Unfortunately for all quality and emotion of the show I feel we must address the issue with the live stream. As previously stated this did not go anywhere newr as smoothly as the company would have liked as many of the viewers of WC Extra were left with major buffering issues. Although viewers on FITE were unaffected this did not stop the company receiving a large amount of criticism from those that experienced the issue. I was in the crowd for RTL so I wasn’t directly affected by the streaming issue but I was in contact with people that were and saw some of the abuse on social media. As you’d expect in there were people throwing around words like “disgrace” and “disgusting” and making ridiculous comparisons between using a streaming service and buying a tshirt from a shop, quite frankly for about 20minutes it was the sort of ridiculous, inane whingeing that the world would be better off without and then all of a sudden it seemed to stop (or at least slow down) as something incredible seemed to happen. The fans of WCPW started to defend the promotion during probably it’s most troubled time and seemingly instantly the tide of online negativity stopped.
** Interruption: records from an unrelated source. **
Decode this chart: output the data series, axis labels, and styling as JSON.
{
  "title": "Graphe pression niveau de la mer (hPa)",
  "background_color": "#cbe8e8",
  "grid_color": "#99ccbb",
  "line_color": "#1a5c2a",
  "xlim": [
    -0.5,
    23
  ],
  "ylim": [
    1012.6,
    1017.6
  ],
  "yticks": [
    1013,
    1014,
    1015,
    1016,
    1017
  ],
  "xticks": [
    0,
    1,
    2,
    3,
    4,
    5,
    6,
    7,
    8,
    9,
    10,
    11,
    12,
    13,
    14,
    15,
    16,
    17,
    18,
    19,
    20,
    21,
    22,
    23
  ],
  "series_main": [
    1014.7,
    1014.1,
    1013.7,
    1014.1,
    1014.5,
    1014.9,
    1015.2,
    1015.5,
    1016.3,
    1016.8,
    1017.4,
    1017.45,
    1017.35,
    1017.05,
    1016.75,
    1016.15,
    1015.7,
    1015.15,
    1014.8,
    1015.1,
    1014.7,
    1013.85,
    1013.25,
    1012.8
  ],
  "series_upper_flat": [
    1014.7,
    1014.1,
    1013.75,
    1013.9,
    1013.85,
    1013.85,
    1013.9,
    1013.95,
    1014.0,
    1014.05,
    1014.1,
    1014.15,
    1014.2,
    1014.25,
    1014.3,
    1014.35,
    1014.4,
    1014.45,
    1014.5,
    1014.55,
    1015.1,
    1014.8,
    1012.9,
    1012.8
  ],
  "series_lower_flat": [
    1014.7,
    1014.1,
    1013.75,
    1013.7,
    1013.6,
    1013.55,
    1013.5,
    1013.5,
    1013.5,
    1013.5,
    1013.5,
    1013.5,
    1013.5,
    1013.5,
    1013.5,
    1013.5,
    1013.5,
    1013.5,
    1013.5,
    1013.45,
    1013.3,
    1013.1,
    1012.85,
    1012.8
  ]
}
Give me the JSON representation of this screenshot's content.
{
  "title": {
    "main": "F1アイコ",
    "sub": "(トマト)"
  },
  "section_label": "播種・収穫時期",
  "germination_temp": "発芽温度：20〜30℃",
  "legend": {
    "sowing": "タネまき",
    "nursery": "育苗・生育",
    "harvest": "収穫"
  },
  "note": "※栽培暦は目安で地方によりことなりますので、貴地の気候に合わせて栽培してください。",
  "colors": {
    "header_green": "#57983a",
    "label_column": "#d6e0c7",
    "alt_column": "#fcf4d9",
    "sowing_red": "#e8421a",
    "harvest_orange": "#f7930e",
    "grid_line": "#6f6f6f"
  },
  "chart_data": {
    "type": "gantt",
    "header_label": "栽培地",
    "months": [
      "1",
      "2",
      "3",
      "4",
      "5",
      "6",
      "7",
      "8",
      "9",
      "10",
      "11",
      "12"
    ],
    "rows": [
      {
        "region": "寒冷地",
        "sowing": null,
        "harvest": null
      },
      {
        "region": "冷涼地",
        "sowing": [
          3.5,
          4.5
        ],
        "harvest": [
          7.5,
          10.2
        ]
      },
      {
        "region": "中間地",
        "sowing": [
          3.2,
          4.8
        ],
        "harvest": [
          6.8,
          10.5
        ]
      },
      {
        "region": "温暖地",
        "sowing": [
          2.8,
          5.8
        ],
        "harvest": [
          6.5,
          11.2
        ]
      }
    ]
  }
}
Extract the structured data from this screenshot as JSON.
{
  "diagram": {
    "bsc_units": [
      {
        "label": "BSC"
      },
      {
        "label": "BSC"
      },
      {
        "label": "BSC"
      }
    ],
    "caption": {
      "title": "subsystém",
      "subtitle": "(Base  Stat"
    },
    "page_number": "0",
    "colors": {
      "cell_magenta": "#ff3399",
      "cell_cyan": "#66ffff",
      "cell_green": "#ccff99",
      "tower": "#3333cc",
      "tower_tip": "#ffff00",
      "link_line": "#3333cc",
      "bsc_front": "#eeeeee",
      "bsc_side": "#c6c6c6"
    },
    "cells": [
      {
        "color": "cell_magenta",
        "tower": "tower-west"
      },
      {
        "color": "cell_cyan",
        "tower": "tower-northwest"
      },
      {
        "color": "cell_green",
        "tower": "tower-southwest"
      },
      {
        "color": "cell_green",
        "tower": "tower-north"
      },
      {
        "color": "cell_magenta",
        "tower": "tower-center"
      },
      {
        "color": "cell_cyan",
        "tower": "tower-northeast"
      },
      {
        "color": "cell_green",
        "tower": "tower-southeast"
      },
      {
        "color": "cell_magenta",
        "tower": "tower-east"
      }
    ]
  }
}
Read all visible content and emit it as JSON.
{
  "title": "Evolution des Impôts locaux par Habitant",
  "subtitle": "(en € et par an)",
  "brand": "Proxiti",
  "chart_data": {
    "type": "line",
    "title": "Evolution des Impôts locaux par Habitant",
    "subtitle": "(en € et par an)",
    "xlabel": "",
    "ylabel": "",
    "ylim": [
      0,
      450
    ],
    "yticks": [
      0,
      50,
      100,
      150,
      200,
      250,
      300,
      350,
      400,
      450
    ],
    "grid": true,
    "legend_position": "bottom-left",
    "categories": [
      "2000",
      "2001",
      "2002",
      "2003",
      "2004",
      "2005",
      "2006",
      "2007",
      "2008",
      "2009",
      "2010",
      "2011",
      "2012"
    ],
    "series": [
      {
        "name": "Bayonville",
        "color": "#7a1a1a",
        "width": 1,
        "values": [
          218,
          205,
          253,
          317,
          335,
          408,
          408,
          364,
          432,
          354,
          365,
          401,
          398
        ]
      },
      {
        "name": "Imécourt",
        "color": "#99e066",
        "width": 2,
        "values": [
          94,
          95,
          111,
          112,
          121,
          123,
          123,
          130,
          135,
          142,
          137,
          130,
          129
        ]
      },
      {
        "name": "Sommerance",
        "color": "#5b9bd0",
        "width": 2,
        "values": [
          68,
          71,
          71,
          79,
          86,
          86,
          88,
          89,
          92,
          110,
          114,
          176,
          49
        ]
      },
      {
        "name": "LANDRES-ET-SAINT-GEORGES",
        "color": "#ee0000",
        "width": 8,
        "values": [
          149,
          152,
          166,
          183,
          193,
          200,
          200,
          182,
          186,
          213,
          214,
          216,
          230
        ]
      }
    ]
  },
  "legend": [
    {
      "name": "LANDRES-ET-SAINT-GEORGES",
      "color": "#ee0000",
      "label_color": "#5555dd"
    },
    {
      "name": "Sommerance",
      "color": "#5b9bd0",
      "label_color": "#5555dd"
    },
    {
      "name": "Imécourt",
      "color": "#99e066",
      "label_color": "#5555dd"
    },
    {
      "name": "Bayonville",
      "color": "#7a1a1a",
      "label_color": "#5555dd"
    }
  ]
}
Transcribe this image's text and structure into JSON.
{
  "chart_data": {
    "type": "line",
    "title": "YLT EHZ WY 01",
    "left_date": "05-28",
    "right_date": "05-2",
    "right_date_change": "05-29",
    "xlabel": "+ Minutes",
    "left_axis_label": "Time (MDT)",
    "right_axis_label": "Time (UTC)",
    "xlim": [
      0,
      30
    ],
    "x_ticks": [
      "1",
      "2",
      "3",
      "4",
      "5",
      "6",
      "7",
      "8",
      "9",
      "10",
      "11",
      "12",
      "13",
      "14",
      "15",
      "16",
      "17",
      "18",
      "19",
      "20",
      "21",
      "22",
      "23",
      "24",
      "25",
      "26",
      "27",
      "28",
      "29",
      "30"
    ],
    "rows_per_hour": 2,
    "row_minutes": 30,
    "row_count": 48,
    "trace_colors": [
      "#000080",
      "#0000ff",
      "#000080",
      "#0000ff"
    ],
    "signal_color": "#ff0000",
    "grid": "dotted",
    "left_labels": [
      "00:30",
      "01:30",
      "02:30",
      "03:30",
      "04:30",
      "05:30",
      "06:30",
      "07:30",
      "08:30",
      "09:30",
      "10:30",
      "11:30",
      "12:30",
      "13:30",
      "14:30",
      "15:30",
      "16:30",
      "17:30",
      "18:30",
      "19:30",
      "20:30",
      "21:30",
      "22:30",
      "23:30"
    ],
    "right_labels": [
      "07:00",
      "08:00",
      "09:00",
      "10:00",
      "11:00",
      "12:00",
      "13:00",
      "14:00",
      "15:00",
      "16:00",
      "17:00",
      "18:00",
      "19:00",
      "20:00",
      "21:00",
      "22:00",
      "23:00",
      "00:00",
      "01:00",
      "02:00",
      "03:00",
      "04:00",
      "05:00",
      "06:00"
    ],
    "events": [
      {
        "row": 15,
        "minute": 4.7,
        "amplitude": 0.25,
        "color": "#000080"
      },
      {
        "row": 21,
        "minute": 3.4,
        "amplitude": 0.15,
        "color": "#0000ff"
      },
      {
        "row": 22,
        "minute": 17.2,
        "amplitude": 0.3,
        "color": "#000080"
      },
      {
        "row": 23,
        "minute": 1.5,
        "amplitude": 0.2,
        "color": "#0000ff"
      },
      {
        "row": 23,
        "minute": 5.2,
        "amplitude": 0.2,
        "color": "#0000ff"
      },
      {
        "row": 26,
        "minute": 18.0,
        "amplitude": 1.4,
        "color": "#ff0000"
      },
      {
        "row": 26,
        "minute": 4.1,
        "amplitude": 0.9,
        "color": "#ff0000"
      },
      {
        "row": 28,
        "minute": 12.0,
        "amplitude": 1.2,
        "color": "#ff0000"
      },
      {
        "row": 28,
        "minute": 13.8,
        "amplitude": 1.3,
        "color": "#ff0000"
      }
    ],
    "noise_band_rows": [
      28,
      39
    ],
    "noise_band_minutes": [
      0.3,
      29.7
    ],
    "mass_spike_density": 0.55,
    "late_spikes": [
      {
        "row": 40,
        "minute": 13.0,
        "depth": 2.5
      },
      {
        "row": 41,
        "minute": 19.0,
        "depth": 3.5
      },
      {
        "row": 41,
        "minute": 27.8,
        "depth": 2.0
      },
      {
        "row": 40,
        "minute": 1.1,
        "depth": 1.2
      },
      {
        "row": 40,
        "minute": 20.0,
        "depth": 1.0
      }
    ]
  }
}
Of course it wasn’t long after the show that WCPW and their cast were releasing statements which helped eradicate any final complaints but all in all I think the love and support that the WCPW fans showed for the promotion is one of the biggest things to take away from Refuse To Lose and I believe that RTL is the show where WhatCulture Pro Wrestling established itself as one of the biggest and best promotions around.
Overall I would give this show a solid 7.5/10. It could have easily been an 8.5 or 9 if the layout of the card was changed, the wrestling was there but the layout was not. Solid matches throughout the night, two of the best commentators in the business ever, a brilliant crowd and a passionate promotion. Big things are coming for WCPW, I completely understand their plan to bring in bigger names to get people in the doors, I just don’t want this company to get a reputation of always having home-grown talent losing to the imports. I believe that after the last reaction, WCPW will now have a tad more faith in stars like Conners, Kirby and Coffey to carry shows on their own backs (and rightly so.)